La Corte costituzionale ha deciso:
dell’Italicum resta in piedi il premio di maggioranza, mentre vengono
cancellati il ballottaggio, i capolista bloccati e la possibilità di
scelta nelle pluricandidature.
Non è soltanto la cancellazione
della «legge elettorale che – così diceva con prosopopea Renzi – tutta
l’Europa ci invidia e che in molti ci copieranno», ma quello della
Consulta appare addirittura come uno sberleffo a Renzi, Boschi e
compagnia perché la Corte concede loro soltanto il mantenimento del
premio di maggioranza se una lista ottiene il 40 per cento nell’unico
turno di voto, e l’ipotesi è talmente residuale da apparire come una
presa in giro nei confronti di coloro che tra il 4 dicembre e oggi si
sono visti sminuzzare e distruggere tutti i loro piani di cambiare
l’Italia portandola a diventare – pur senza mai dirlo – una Repubblica
presidenziale con tutti rischi che questo status – pensate agli Stati
Uniti – comporta.
Inoltre – e non è certamente
l’aspetto meno importante – la Consulta ha messo in rilievo che
«all’esito della sentenza, la legge elettorale è suscettibile di
immediata applicazione».
Ovviamente bisognerà attendere le
motivazioni per capire meglio alcuni particolari, ma la sentenza è
chiara. «La Corte – scrive una nota della Consulta - ha respinto le
eccezioni di inammissibilità proposte dall’Avvocatura generale dello
Stato.
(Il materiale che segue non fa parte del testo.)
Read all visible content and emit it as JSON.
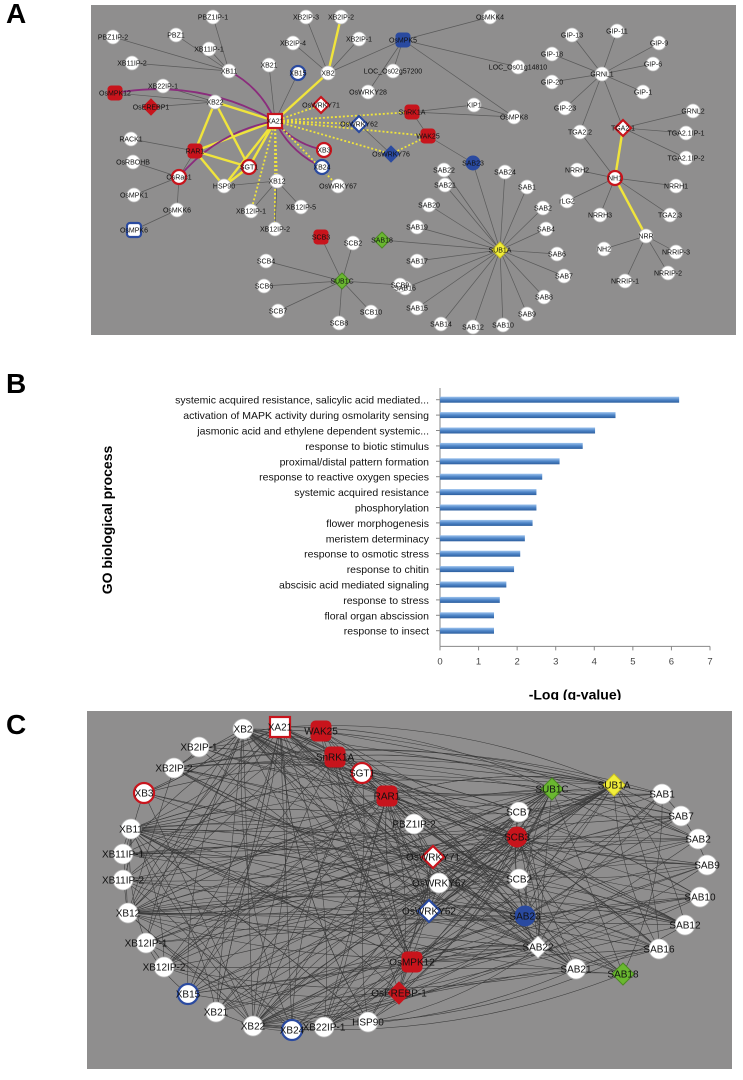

Ha inoltre ritenuto inammissibile la richiesta delle parti di
sollevare di fronte a se stessa la questione sulla costituzionalità del
procedimento di formazione della legge elettorale, ed è quindi passata
all’esame delle singole questioni sollevate dai giudici».
Nel merito, continua la nota, la
Corte «ha rigettato la questione di costituzionalità relativa alla
previsione del premio di maggioranza al primo turno e ha invece accolto
le questioni relative al turno di ballottaggio, dichiarando
l’illegittimità costituzionale delle disposizioni che lo prevedono».
Inoltre, «ha accolto la questione relativa alla disposizione che
consentiva al capolista eletto in più collegi di scegliere a sua
discrezione il proprio collegio d’elezione. A seguito di questa
dichiarazione di incostituzionalità, sopravvive comunque, allo stato, il
criterio residuale del sorteggio». Infine, ha dichiarato «inammissibili
o non fondate tutte le altre questioni».
Insomma, in soldoni, adesso ci si
trova di fronte a un sistema proporzionale, con qualche forma di
sbarramento, che può diventare maggioritario soltanto nel remotissimo
caso che una lista superi il 40 per cento. Dico “lista” in quanto il
testo dell’Italicum parla espressamente di liste ed esclude le
coalizioni; e su questo aspetto non sembra che la Corte si sia espressa.
A questo punto, anche se «la legge
elettorale è suscettibile di immediata applicazione», appare inevitabile
che il Parlamento ci metta mano, sia perché ad alcuni il proporzionale
proprio non va giù, sia in quanto le possibili e probabili disparità di
risultato tra Senato e Camera (quantomeno per le diverse quote di
sbarramento) sarebbero molto rilevanti e, quindi, in contrasto con i
paletti fissati dal Presidente della Repubblica.
Anche altre sarebbero le
considerazioni da fare, ma sono due quelle che balzano subito agli
occhi. Oggi, per la Camera e per il Senato, ci sono due leggi elettorali
entrambe codificate direttamente dalla corte Costituzionale che ha
cancellato delle leggi furbesche e truffaldine votate dal Parlamento.
L’attuale pronuncia della Consulta si è resa necessaria anche perché il
governo Renzi non ha nemmeno preso in considerazione l’ipotesi che la
volontà popolare fosse diversa da quella del capo e che, dunque, volesse
mantenere in vita il Senato.
Due considerazioni che fanno
un’evidenza: la riforma più importante per l’Italia sarebbe quella di
veder eleggere finalmente persone in grado di saper legiferare e non
soltanto di obbedire alle volontà del capo di turno, più incline a
tentare di trasformare in legge i propri desideri che ad attenersi ai
dettami della Costituzione.
E lo hanno ribadito anche i giudici
costituzionali che hanno rimandato proprio al Parlamento il compito di
creare procedimenti di costituzione delle leggi elettorali meno esposti
al capriccio del teorico potente di turno.